Line U4 (also known as the yellow line). Nollendorf platz-Innsbrucker Platz. Line 4 is the shortest one in the U-Bahn with only 5 stations. It does not have much touristic appeal since it does not go through any big museum or big monuments.
Line U5 (also known as the brown line). Alexander platz- Honow. Line 5 of U-Bahn has 20 stations and it goes until Alexander Platz, going through Frankfurter Tor, which is the station to the colorful town of Friedrichshain, which is known as a great place to grab a bite to its delicious food.
Line U55 (an extension of the brown line). Berlin Hauptbahnhof-Brandenburger Tor. This line is an extension of line 5 has just 3 stations only. However, it goes through places that could be seen as important touristic spots, such as Hauptbahnhof, which is the main train and metro station of the city, and Brandenburg Tor, Brandenburg door.
Line U6 (also known as purple line). Alt-Tegel – Alt-Mariendorf. This line has 29 stations and travels from the north to the south of the city, between Tegel and Mariendorf. Tourist can reach the center of the city and enjoy the most metropolitan part and also they can get to Kochstrasse.
Line U7 (also known as light blue line). Rathaus Spandau- Rudow. This is one of the most useful lines for tourist in the whole system, since it does e longest route of the U-Bahn. It has 40 stations and reaches interest places like Chalottenburg, Kreuzberg and Neukolln town. It also offers touristic places such as the Place oF Charlottenburg and Hermann Platz, which is the first station in which there installed escalators, and it has direct access to Karstadt Mall.
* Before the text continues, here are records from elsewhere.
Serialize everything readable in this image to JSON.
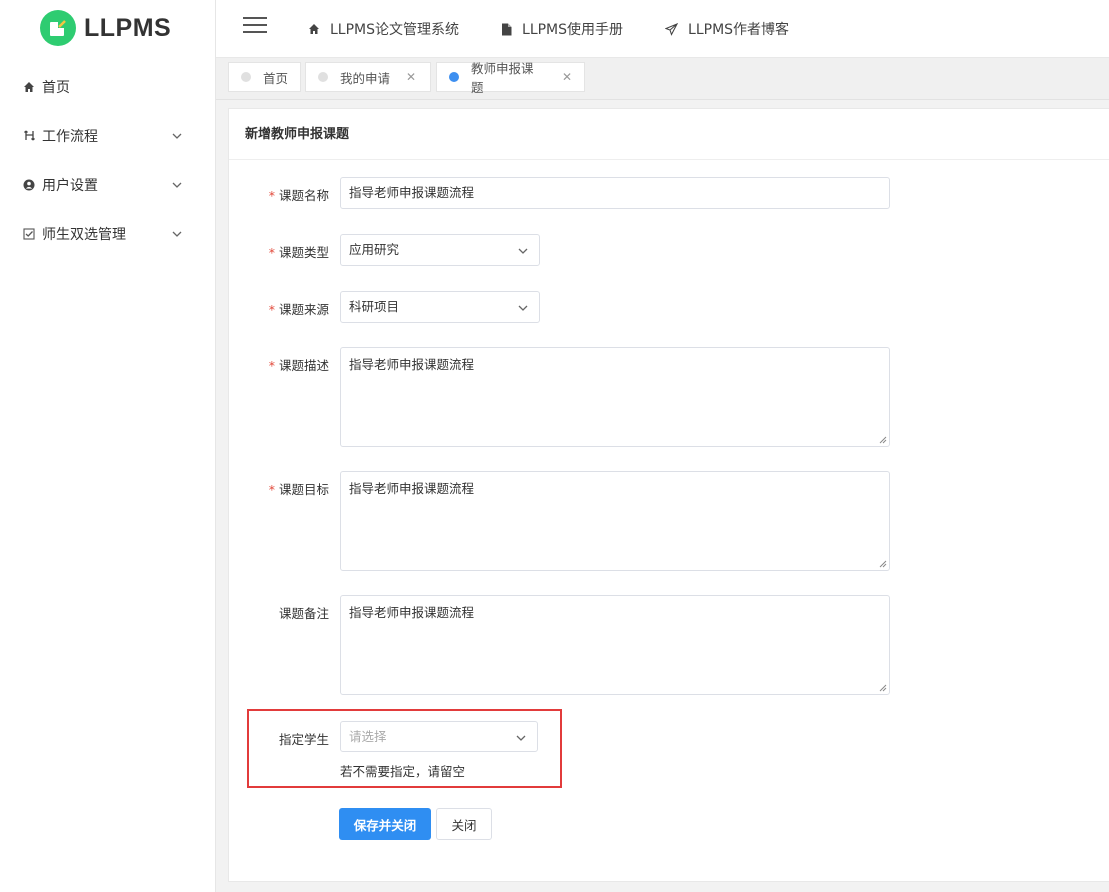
{
  "app": {
    "logo_text": "LLPMS"
  },
  "sidebar": {
    "items": [
      {
        "label": "首页",
        "icon": "home-icon"
      },
      {
        "label": "工作流程",
        "icon": "workflow-icon"
      },
      {
        "label": "用户设置",
        "icon": "user-icon"
      },
      {
        "label": "师生双选管理",
        "icon": "checkbox-icon"
      }
    ]
  },
  "topnav": {
    "items": [
      {
        "label": "LLPMS论文管理系统",
        "icon": "home-icon"
      },
      {
        "label": "LLPMS使用手册",
        "icon": "file-icon"
      },
      {
        "label": "LLPMS作者博客",
        "icon": "send-icon"
      }
    ]
  },
  "tabs": [
    {
      "label": "首页",
      "active": false,
      "closable": false
    },
    {
      "label": "我的申请",
      "active": false,
      "closable": true
    },
    {
      "label": "教师申报课题",
      "active": true,
      "closable": true
    }
  ],
  "tab_close_glyph": "✕",
  "form": {
    "title": "新增教师申报课题",
    "required_mark": "*",
    "fields": {
      "name": {
        "label": "课题名称",
        "value": "指导老师申报课题流程"
      },
      "type": {
        "label": "课题类型",
        "value": "应用研究"
      },
      "source": {
        "label": "课题来源",
        "value": "科研项目"
      },
      "description": {
        "label": "课题描述",
        "value": "指导老师申报课题流程"
      },
      "goal": {
        "label": "课题目标",
        "value": "指导老师申报课题流程"
      },
      "remark": {
        "label": "课题备注",
        "value": "指导老师申报课题流程"
      },
      "student": {
        "label": "指定学生",
        "placeholder": "请选择",
        "hint": "若不需要指定，请留空"
      }
    },
    "buttons": {
      "save": "保存并关闭",
      "close": "关闭"
    }
  },
  "colors": {
    "primary": "#2f8ef2",
    "logo": "#2ecc71",
    "required": "#e24a3b",
    "highlight": "#e23b3b"
  }
}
Line U8 (also known as dark blue line). Wittenau-Hermannstrasse. Line 8 rides the city from north to south until Neukoll town. It has 24 stations in total. It is also a way to reach Alexander Platz for tourist to visit.
Line U9 (also known as orange line). Rathaus Steglitz- Osloer Strasse. This line also cross Berlin from north to south and it works with 18 stations. As well as in line one, you can get to Kurfurstendamm, the historical church that is build in memorial of Kaiser Wilhelm, the last emperor of Germany.
Now you are ready to ride the U-Bahn like you know the system like the back of your hand, and have fun in the marvelous city of Berlin without wasting any precious time on getting to know to how to move around in the public transportation, and also saving more money.